Пустырь (Рясов) - страница 116

На третий день меж расступившихся зевак на Агафьин двор прошла науськанная священником Марфица, которая вызвалась заговорить в юродивом беса. Она захватила с собой уцелевший образок Николы Чудотворца и, склонившись над блаженным, оскалила желтые зубы и запричитала, стараясь успеть положить как можно больше крестов своими сухими пальцами: «Ангелы небесные, пречестная Мать, да повыбьете из раба Божия Игоши все притчища и урочища, худобища и меречища, щепоты и ломоты, натужища из белого тела, из горячей крови, из осьми жил, из осьми суставов, из осьми недугов». – А затем принялась твердить какие-то только ей одной понятные заклинания, в которых столбовые вихри, окровавленные ножи и чертова свадьба смешивались с херувимами, серафимами и животворящими тайнами. Ее голова, похожая на пожухлый бутон пиона, тряслась над озеленелым лицом юродивого, а тонкие иголочки усов над верхней губой почти касались его вспотевшего лба. Игоша, задохшийся от зловонного дыхания, казалось, и рад бы был двинуть кулаком по ее трясущемуся подбородку и вырвать эти гноящиеся глаза цвета увядшей травы, но, видать, оказался столь изможден, что был не в силах пошевелиться. А Марфица всё бормотала и бормотала свою тарабарщину, пока не добилась, наконец, своего: Игоша упал, сотрясаясь от рыданий, и распростер по земле руки.
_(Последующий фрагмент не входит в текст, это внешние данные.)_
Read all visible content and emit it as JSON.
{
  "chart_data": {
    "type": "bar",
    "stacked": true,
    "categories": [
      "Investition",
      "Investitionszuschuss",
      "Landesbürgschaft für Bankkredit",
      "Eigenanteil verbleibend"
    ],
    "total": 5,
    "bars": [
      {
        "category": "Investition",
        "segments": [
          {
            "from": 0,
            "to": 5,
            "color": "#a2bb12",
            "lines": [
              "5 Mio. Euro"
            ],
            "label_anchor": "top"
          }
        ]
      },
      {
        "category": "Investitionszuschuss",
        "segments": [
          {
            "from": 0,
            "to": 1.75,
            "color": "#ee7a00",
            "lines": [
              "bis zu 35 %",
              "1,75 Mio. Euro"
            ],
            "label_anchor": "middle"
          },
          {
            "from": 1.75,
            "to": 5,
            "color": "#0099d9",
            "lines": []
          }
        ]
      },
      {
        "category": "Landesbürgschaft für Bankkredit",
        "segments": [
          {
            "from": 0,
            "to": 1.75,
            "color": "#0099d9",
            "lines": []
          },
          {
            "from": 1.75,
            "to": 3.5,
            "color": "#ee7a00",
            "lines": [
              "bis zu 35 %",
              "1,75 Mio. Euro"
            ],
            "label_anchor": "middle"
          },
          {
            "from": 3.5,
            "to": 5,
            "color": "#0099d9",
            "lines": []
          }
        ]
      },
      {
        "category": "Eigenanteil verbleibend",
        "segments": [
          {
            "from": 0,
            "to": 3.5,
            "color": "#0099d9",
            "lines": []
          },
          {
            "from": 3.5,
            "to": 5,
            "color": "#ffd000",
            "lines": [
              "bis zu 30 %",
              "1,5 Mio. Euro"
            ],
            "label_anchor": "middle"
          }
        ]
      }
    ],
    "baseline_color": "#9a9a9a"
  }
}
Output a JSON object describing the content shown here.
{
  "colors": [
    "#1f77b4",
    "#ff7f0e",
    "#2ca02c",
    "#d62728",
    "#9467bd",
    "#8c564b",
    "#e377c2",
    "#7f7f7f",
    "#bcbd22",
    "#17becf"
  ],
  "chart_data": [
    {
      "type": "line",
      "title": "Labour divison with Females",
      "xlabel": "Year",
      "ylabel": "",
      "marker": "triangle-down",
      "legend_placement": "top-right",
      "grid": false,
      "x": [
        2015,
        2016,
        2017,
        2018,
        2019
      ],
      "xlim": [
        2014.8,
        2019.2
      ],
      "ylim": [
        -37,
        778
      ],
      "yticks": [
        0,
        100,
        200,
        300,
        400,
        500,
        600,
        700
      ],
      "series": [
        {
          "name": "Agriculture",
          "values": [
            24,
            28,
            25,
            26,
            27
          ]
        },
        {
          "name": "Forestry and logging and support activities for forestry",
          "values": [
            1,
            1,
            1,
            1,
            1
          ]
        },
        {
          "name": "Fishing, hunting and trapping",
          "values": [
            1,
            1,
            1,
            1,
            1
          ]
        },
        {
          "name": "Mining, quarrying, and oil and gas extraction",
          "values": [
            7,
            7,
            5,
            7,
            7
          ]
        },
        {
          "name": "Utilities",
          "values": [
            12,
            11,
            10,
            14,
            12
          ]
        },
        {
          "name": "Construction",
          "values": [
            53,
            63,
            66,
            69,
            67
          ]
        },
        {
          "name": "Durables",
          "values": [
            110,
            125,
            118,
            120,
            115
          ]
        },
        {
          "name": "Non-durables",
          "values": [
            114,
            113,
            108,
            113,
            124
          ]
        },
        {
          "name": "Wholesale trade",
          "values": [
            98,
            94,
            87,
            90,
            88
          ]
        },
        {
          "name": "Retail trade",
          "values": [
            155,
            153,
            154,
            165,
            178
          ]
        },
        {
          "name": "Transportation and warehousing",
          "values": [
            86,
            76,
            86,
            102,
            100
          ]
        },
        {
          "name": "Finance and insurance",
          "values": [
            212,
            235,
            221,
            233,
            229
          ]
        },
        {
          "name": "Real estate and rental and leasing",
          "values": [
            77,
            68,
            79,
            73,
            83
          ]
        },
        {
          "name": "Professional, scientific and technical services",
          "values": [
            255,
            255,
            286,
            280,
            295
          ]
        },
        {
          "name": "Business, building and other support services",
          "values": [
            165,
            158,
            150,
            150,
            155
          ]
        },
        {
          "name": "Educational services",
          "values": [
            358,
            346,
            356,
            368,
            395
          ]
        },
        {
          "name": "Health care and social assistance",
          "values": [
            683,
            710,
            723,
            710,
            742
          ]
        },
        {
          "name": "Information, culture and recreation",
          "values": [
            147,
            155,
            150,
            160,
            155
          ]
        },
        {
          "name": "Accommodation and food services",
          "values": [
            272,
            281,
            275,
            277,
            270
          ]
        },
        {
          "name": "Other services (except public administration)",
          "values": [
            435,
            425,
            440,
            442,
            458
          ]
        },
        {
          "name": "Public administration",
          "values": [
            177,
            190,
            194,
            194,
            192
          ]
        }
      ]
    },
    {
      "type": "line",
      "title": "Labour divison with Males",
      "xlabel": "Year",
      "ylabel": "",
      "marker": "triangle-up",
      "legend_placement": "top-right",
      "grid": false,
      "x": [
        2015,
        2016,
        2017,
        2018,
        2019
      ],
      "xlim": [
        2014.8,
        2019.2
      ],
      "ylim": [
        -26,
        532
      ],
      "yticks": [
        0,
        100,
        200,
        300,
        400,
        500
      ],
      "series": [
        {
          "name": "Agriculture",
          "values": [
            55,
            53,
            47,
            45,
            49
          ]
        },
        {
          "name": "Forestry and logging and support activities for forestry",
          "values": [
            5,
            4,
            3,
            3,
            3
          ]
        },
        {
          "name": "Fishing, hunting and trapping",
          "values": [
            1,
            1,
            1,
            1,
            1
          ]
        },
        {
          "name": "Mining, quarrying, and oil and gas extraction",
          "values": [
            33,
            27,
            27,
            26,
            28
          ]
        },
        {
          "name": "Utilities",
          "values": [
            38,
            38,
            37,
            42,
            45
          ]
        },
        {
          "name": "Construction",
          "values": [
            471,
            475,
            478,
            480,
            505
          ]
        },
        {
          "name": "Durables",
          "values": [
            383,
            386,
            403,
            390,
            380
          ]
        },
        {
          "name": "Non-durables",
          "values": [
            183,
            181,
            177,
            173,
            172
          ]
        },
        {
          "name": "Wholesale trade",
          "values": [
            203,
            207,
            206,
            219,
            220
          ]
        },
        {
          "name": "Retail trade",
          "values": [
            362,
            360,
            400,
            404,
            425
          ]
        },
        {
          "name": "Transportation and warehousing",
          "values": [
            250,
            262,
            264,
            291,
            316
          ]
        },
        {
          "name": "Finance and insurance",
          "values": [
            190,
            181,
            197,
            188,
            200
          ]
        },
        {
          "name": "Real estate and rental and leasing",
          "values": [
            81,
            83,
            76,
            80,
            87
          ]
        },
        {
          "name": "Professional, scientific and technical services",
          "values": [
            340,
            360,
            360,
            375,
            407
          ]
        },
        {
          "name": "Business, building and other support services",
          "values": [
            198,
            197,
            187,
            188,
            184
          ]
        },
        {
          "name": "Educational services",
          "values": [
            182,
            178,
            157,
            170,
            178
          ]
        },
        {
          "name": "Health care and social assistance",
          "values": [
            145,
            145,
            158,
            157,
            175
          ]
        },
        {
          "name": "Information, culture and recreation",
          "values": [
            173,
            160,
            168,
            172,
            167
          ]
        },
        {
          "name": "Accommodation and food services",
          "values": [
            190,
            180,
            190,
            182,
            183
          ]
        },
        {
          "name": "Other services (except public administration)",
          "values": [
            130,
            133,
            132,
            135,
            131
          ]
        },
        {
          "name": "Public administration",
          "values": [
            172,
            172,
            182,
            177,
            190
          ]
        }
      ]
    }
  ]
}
Его тело как будто одеревенело, а зубы были стиснуты с необыкновенной силой. Он долго еще пролежал с полумертвыми, влажными от слез, пугающими, казалось, потерявшими цвет, стеклянными глазами. Все глядели на старуху, ожидая новости об избавлении тела от беса, но Марфица была наигранно мрачна. С минуту поглядев на Игошу, она ушла, заявив, что бес в юродивом плотно засел, и не выгонишь теперь даже речами приговорными. А Лукьян, узнав о происшедшем, не без ехидства предложил всем сочувствовавшим юродивому сказать ему спасибо за то, что только поорал да намусорил, а не спалил храм со всеми прихожанами, хотя мог ведь. Это повлекло новые кривотолки. Игоша же после Марфиного заговора вроде очнулся, пришел в себя и так же молчаливо застыл на бревне, откинувшись спиной на стену старой бани, ни с кем не общаясь, а лишь принимая хлеб и молоко, но потом, ближе к концу недели, куда-то пропал и никому не показывался.

За это время деревенская жизнь немного поуспокоилась. Внешне люди как будто стали чуть дружелюбнее друг к другу, некоторые сплетницы даже прогуливались парочками по вечерам по центральной улице Волглого. Но внутри у всех что-то изменилось, словно, внешняя безмятежность стала обшивкой, скрывавшей пришедшую в полное расстройство, надломившуюся жизнь Волглого, пропитанную тоской и ожесточением. Наигранное радушие, какое-то скверное, нарочитое панибратство было лишь отражением душевной слепоты. Люди не находили себе места, боясь признаваться в том, что между ними оборвалась какая-то последняя, уже остававшаяся неприметной, но еще недавно существовавшая связь, и теперь у всех разом как будто отпадала охота жить. Казалось, еще совсем немного – и затихнут эти отвратительные, сдавленные, гаденькие смешки, и отупевшие от водки люди бросятся друг на друга, чтобы перегрызть горло.